I woke up this morning and my legs still felt like absolute crap. I rolled and did what I could before to help loosen them up, but I I know I was going to have to put it behind me and not use them as an excuse. I read my manual and reminded myself of all the things we've talked about since the beginning of the year. My legs didn't ease up as I began warmup. I just kept reminding myself that I have to put the work in and dig deep, this is what's going to make me stronger. As much as I wish I had fresh legs instead of dead legs this was practice to dealing with discomfort. I had no idea how fast I was running, as the splits were in miles which are foreign to me. I was hoping to run a lot faster than I did. My body was urging me to ease off, but I told myself to just go and this is what matters, running when I feel like crap. At the half way mark I was feeling very spent and the time was far from where I should've been, but I told myself that now is when I have to go.

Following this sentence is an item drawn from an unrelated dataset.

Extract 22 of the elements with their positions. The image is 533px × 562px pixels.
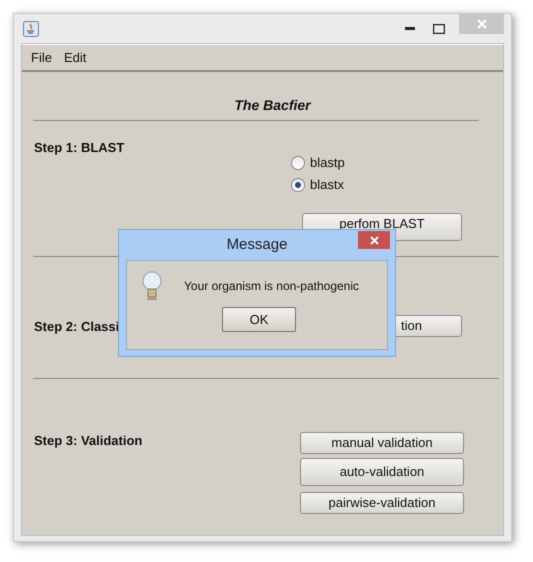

I was smiling and making some weird sounds on off till the end. Quite a few people went by and my legs didn't have much to respond with, but they kept me chasing. There was a lady who I was around for the entire race and I really wanted to beat her. I told myself I was going to be the first one to the line no matter how much it hurt and I did that. I ended on the ground and exhausted. I thought it felt like someone had smashed my legs with hammers before I started, but after it felt like they had been run over. It took me some time to find enough energy to start cooldown, but I did and stuck to soft surfaces for the most part. It was slow but I knew that making myself run I was going to feel better later. I don't think my legs have every felt so trashed! Rolling was very painful and bending down was very hard. If I focus on just the time it's easy to be upset about the race, but looking at how I ran with how my body felt I feel bette. I am interested to know how I will run when I'm not running 130km/week but I will have to be patient. This is supposed to be hard and I will get rewarded in 4-6 weeks. I still have things to improve on, for the mental side of things, but I have come a long way. There are much more encouraging thoughts coursing through my head.